Analysis also showed that lesbian and gay young people were almost twice as likely to report often taking part in volunteering work.
“Not surprisingly, sexual minority adolescents were more likely to feel discriminated against based on their sexual orientation,” said Dr András Költő of NUI Galway’s Health Promotion Research Centre and lead author of the report.
“They were also more likely to report discrimination based on their age and gender.
“However, a positive finding is that lesbian and gay youth are almost twice as likely to be engaged in volunteer work.
“This an aspect of lesbian, gay and bisexual young people’s lives that Irish studies have not previously explored.”
Dr Költő said that lesbian and gay adolescents, probably because they have often faced discrimination and bullying, are often more aware of social inequalities and injustice than their non-minority peers and therefore may be driven to fight against injustice by volunteering.
“Other studies had shown that LGBT+ individuals often have compassion and empathy towards other minority groups – for example, people with immigrant background or living with a disability – and are ready to advocate for their interests,” added Dr Költő.
“LGBT+ communities often provide a safe haven and a source of support and care to them. It is important to make bisexual youth also feel welcome in LGBT+ communities and in society.”

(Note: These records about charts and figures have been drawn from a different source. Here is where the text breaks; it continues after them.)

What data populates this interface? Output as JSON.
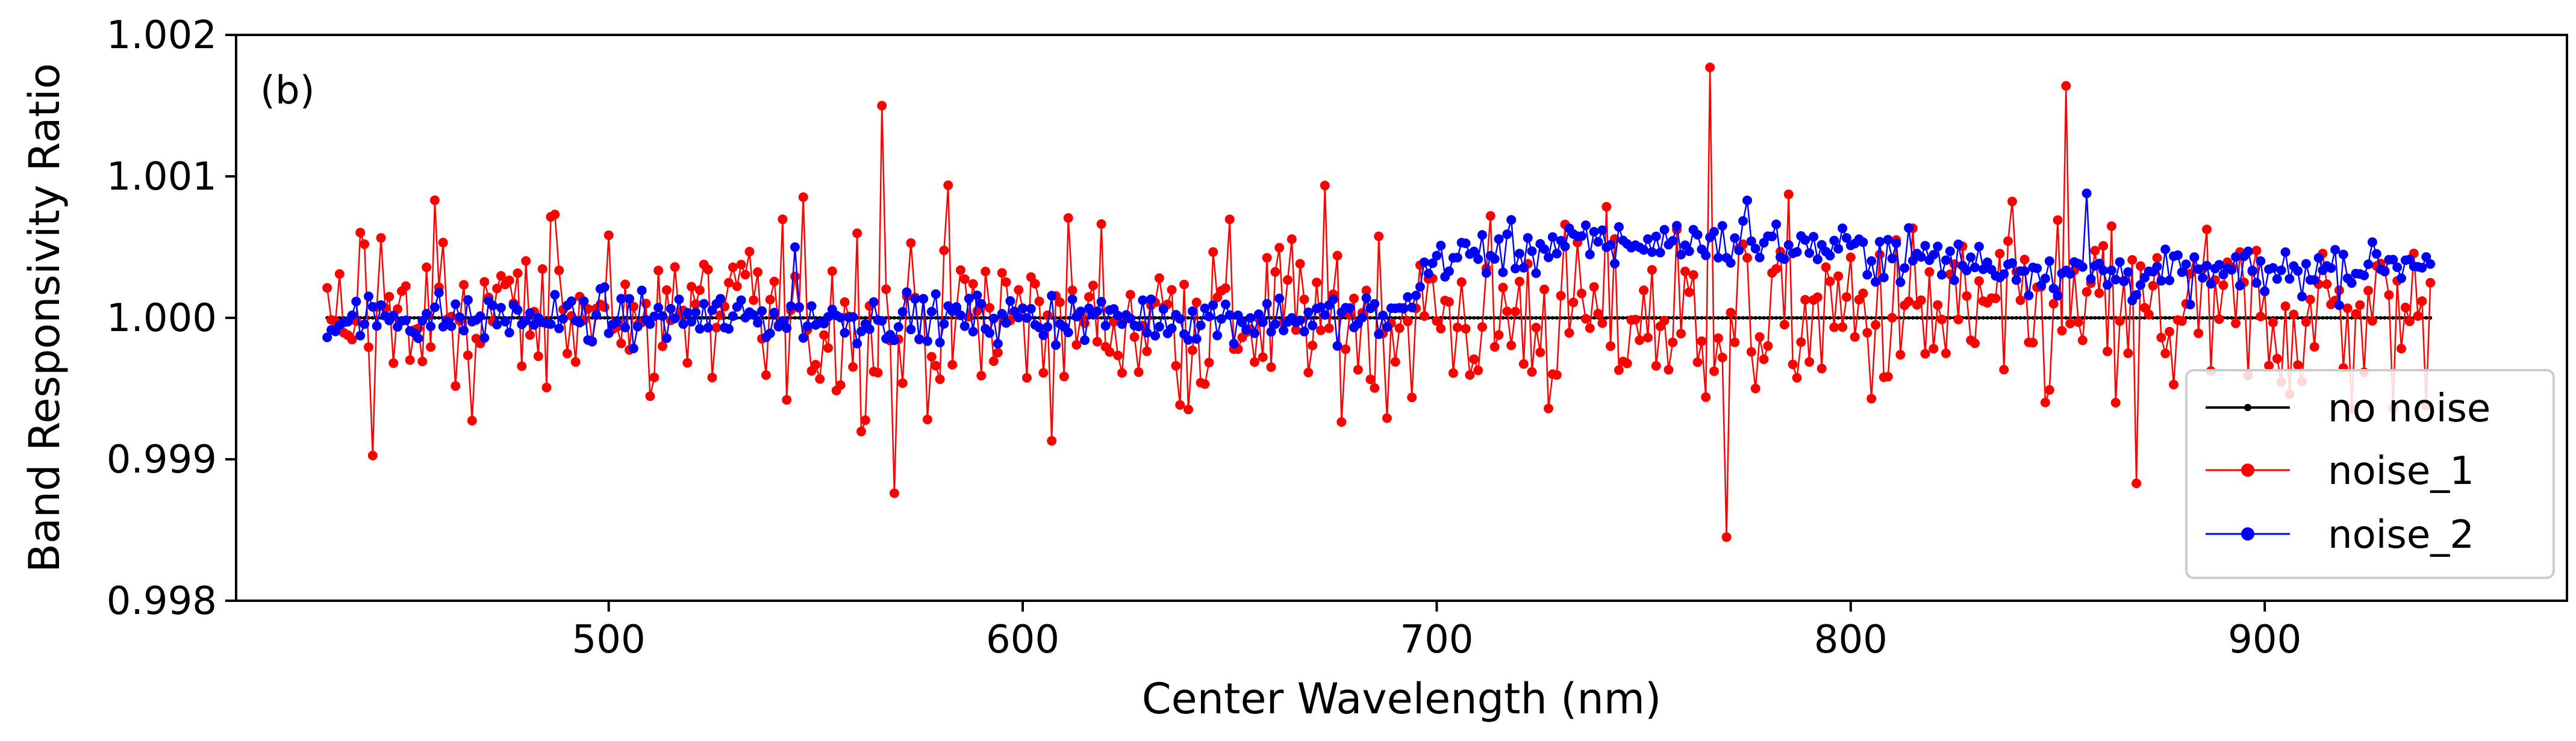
{
  "chart_data": {
    "type": "line",
    "panel_label": "(b)",
    "title": "",
    "xlabel": "Center Wavelength (nm)",
    "ylabel": "Band Responsivity Ratio",
    "xlim": [
      410,
      973
    ],
    "ylim": [
      0.998,
      1.002
    ],
    "xticks": [
      500,
      600,
      700,
      800,
      900
    ],
    "xtick_labels": [
      "500",
      "600",
      "700",
      "800",
      "900"
    ],
    "yticks": [
      0.998,
      0.999,
      1.0,
      1.001,
      1.002
    ],
    "ytick_labels": [
      "0.998",
      "0.999",
      "1.000",
      "1.001",
      "1.002"
    ],
    "grid": false,
    "legend_position": "lower-right",
    "series": [
      {
        "name": "no noise",
        "color": "#000000",
        "marker": "small-dot",
        "x_range": [
          432,
          940
        ],
        "n_points": 509,
        "values_summary": "constant 1.000 across all bands"
      },
      {
        "name": "noise_1",
        "color": "#ff0000",
        "marker": "dot",
        "x_range": [
          432,
          940
        ],
        "n_points": 509,
        "values_summary": "scatter around 1.000, approx. range 0.99885 to 1.00175",
        "highlighted_points": [
          {
            "x": 566,
            "y": 1.0015
          },
          {
            "x": 569,
            "y": 0.99876
          },
          {
            "x": 766,
            "y": 1.00177
          },
          {
            "x": 770,
            "y": 0.99845
          },
          {
            "x": 852,
            "y": 1.00164
          },
          {
            "x": 869,
            "y": 0.99883
          }
        ]
      },
      {
        "name": "noise_2",
        "color": "#0000ff",
        "marker": "dot",
        "x_range": [
          432,
          940
        ],
        "n_points": 509,
        "values_summary": "near 1.000 below ~690 nm, offset to ~1.0004 to 1.0008 above 700 nm",
        "highlighted_points": [
          {
            "x": 545,
            "y": 1.0005
          },
          {
            "x": 775,
            "y": 1.00083
          },
          {
            "x": 857,
            "y": 1.00088
          }
        ]
      }
    ]
  }
}
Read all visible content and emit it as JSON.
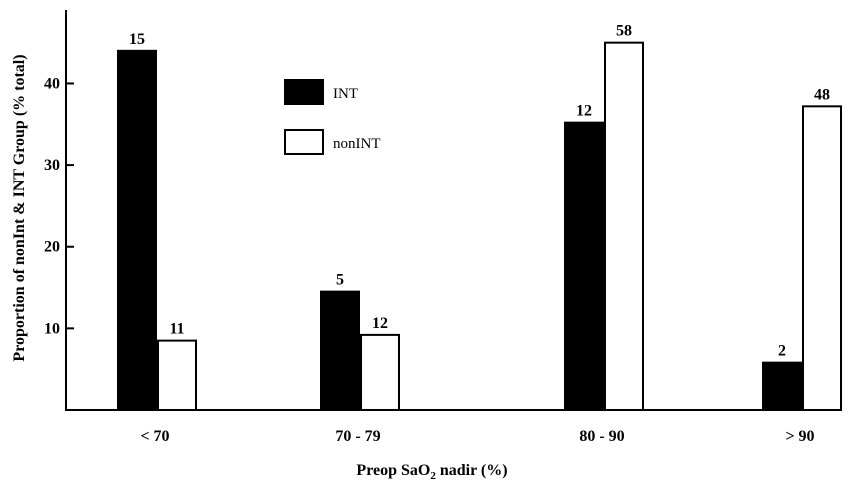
{
  "chart_data": {
    "type": "bar",
    "categories": [
      "< 70",
      "70 - 79",
      "80 - 90",
      "> 90"
    ],
    "series": [
      {
        "name": "INT",
        "values": [
          44,
          14.5,
          35.2,
          5.8
        ],
        "labels": [
          "15",
          "5",
          "12",
          "2"
        ],
        "color": "#000000"
      },
      {
        "name": "nonINT",
        "values": [
          8.5,
          9.2,
          45,
          37.2
        ],
        "labels": [
          "11",
          "12",
          "58",
          "48"
        ],
        "color": "#ffffff"
      }
    ],
    "xlabel_parts": [
      "Preop SaO",
      "2",
      " nadir (%)"
    ],
    "ylabel": "Proportion of nonInt & INT Group (% total)",
    "ylim": [
      0,
      49
    ],
    "yticks": [
      10,
      20,
      30,
      40
    ],
    "legend_position": "top-center",
    "grid": false
  }
}
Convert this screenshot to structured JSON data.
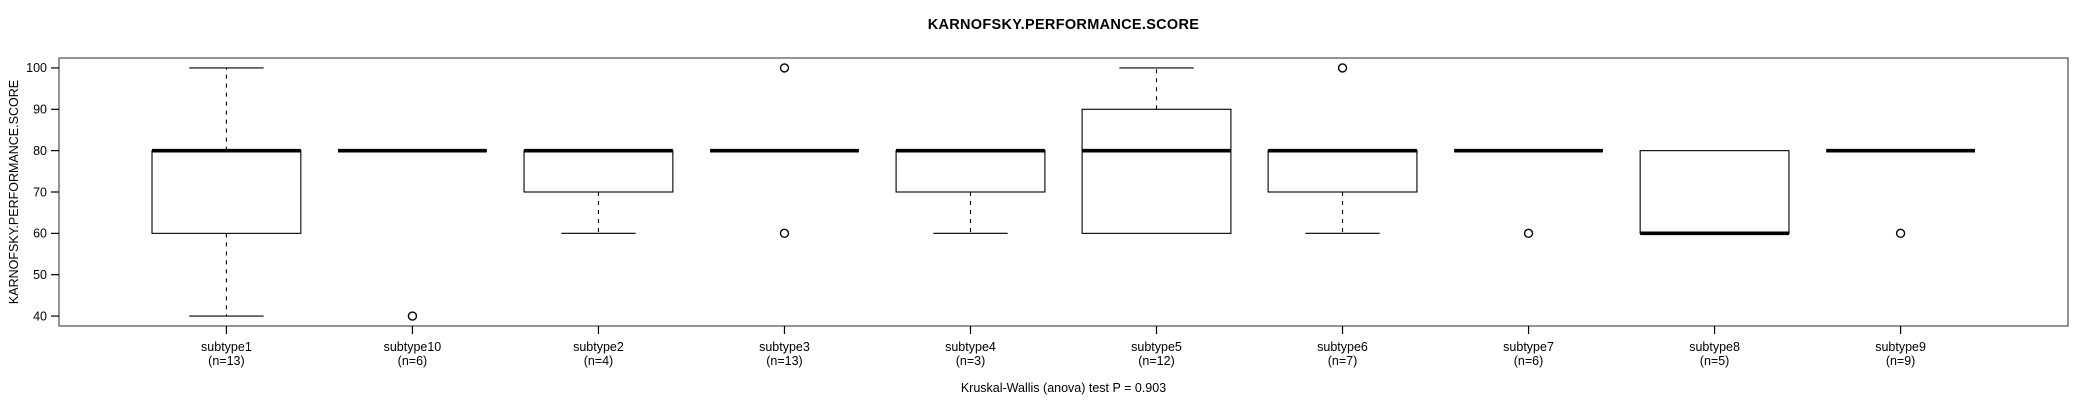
{
  "chart_data": {
    "type": "boxplot",
    "title": "KARNOFSKY.PERFORMANCE.SCORE",
    "ylabel": "KARNOFSKY.PERFORMANCE.SCORE",
    "xlabel": "",
    "caption": "Kruskal-Wallis (anova) test P = 0.903",
    "ylim": [
      37.6,
      102.4
    ],
    "yticks": [
      40,
      50,
      60,
      70,
      80,
      90,
      100
    ],
    "grid": false,
    "legend": "none",
    "colors": {
      "box_stroke": "#000000",
      "median": "#000000",
      "frame": "#666666",
      "axis": "#000000",
      "background": "#ffffff"
    },
    "groups": [
      {
        "label": "subtype1",
        "n": 13,
        "n_label": "(n=13)",
        "low": 40,
        "q1": 60,
        "med": 80,
        "q3": 80,
        "high": 100,
        "outliers": []
      },
      {
        "label": "subtype10",
        "n": 6,
        "n_label": "(n=6)",
        "low": 80,
        "q1": 80,
        "med": 80,
        "q3": 80,
        "high": 80,
        "outliers": [
          40
        ]
      },
      {
        "label": "subtype2",
        "n": 4,
        "n_label": "(n=4)",
        "low": 60,
        "q1": 70,
        "med": 80,
        "q3": 80,
        "high": 80,
        "outliers": []
      },
      {
        "label": "subtype3",
        "n": 13,
        "n_label": "(n=13)",
        "low": 80,
        "q1": 80,
        "med": 80,
        "q3": 80,
        "high": 80,
        "outliers": [
          100,
          60
        ]
      },
      {
        "label": "subtype4",
        "n": 3,
        "n_label": "(n=3)",
        "low": 60,
        "q1": 70,
        "med": 80,
        "q3": 80,
        "high": 80,
        "outliers": []
      },
      {
        "label": "subtype5",
        "n": 12,
        "n_label": "(n=12)",
        "low": 60,
        "q1": 60,
        "med": 80,
        "q3": 90,
        "high": 100,
        "outliers": []
      },
      {
        "label": "subtype6",
        "n": 7,
        "n_label": "(n=7)",
        "low": 60,
        "q1": 70,
        "med": 80,
        "q3": 80,
        "high": 80,
        "outliers": [
          100
        ]
      },
      {
        "label": "subtype7",
        "n": 6,
        "n_label": "(n=6)",
        "low": 80,
        "q1": 80,
        "med": 80,
        "q3": 80,
        "high": 80,
        "outliers": [
          60
        ]
      },
      {
        "label": "subtype8",
        "n": 5,
        "n_label": "(n=5)",
        "low": 60,
        "q1": 60,
        "med": 60,
        "q3": 80,
        "high": 80,
        "outliers": []
      },
      {
        "label": "subtype9",
        "n": 9,
        "n_label": "(n=9)",
        "low": 80,
        "q1": 80,
        "med": 80,
        "q3": 80,
        "high": 80,
        "outliers": [
          60
        ]
      }
    ]
  }
}
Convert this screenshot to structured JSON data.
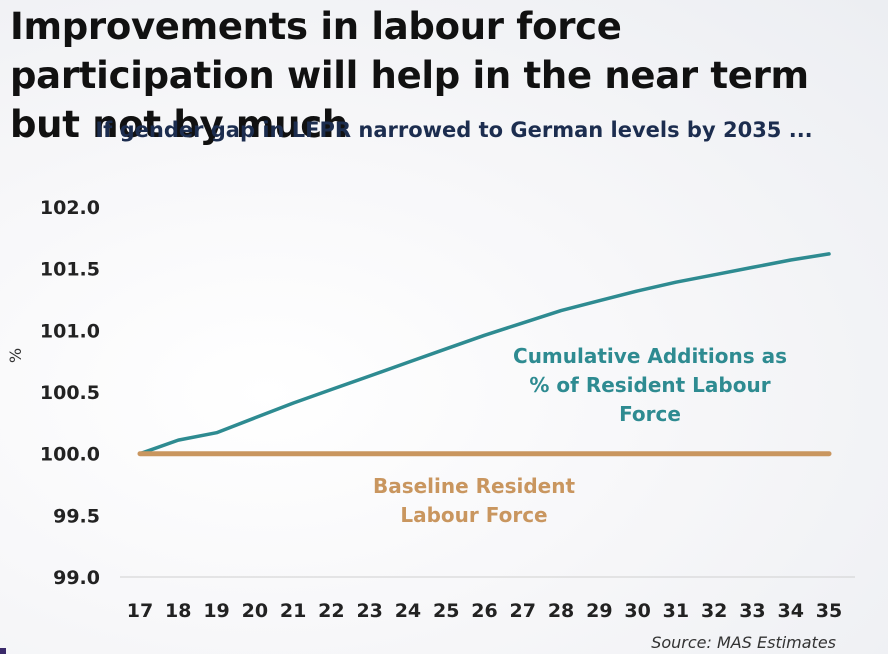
{
  "title": "Improvements in labour force participation will help in the near term but not by much",
  "subtitle": "If gender gap in LFPR narrowed to German levels by 2035 ...",
  "source": "Source: MAS Estimates",
  "colors": {
    "background": "#f5f6f8",
    "axis_text": "#222222",
    "gridline": "#d9d9d9",
    "cumulative": "#2e8b91",
    "baseline": "#c9965f"
  },
  "chart_data": {
    "type": "line",
    "title": "Improvements in labour force participation will help in the near term but not by much",
    "subtitle": "If gender gap in LFPR narrowed to German levels by 2035 ...",
    "xlabel": "",
    "ylabel": "%",
    "x": [
      "17",
      "18",
      "19",
      "20",
      "21",
      "22",
      "23",
      "24",
      "25",
      "26",
      "27",
      "28",
      "29",
      "30",
      "31",
      "32",
      "33",
      "34",
      "35"
    ],
    "ylim": [
      99.0,
      102.0
    ],
    "yticks": [
      "102.0",
      "101.5",
      "101.0",
      "100.5",
      "100.0",
      "99.5",
      "99.0"
    ],
    "grid": false,
    "series": [
      {
        "name": "Cumulative Additions as % of Resident Labour Force",
        "label_lines": [
          "Cumulative Additions as",
          "% of Resident Labour",
          "Force"
        ],
        "color": "#2e8b91",
        "values": [
          100.0,
          100.11,
          100.17,
          100.29,
          100.41,
          100.52,
          100.63,
          100.74,
          100.85,
          100.96,
          101.06,
          101.16,
          101.24,
          101.32,
          101.39,
          101.45,
          101.51,
          101.57,
          101.62
        ]
      },
      {
        "name": "Baseline Resident Labour Force",
        "label_lines": [
          "Baseline Resident",
          "Labour Force"
        ],
        "color": "#c9965f",
        "values": [
          100.0,
          100.0,
          100.0,
          100.0,
          100.0,
          100.0,
          100.0,
          100.0,
          100.0,
          100.0,
          100.0,
          100.0,
          100.0,
          100.0,
          100.0,
          100.0,
          100.0,
          100.0,
          100.0
        ]
      }
    ],
    "source": "Source: MAS Estimates"
  }
}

The study compared findings across sex and social classes in the overall sample of 15 to 17-year-olds.
While a large majority of young people were not likely to report experiencing discrimination, girls were more likely to feel discriminated against based on their gender and age than boys.
Dr Elena Vaughan, contributing author of the report, added that this finding suggests that sexism is an ongoing concern among young people in Ireland.
“Further studies to investigate how and in what contexts this is experienced by girls and young women would be helpful in identifying and implementing policy measures to address this issue.”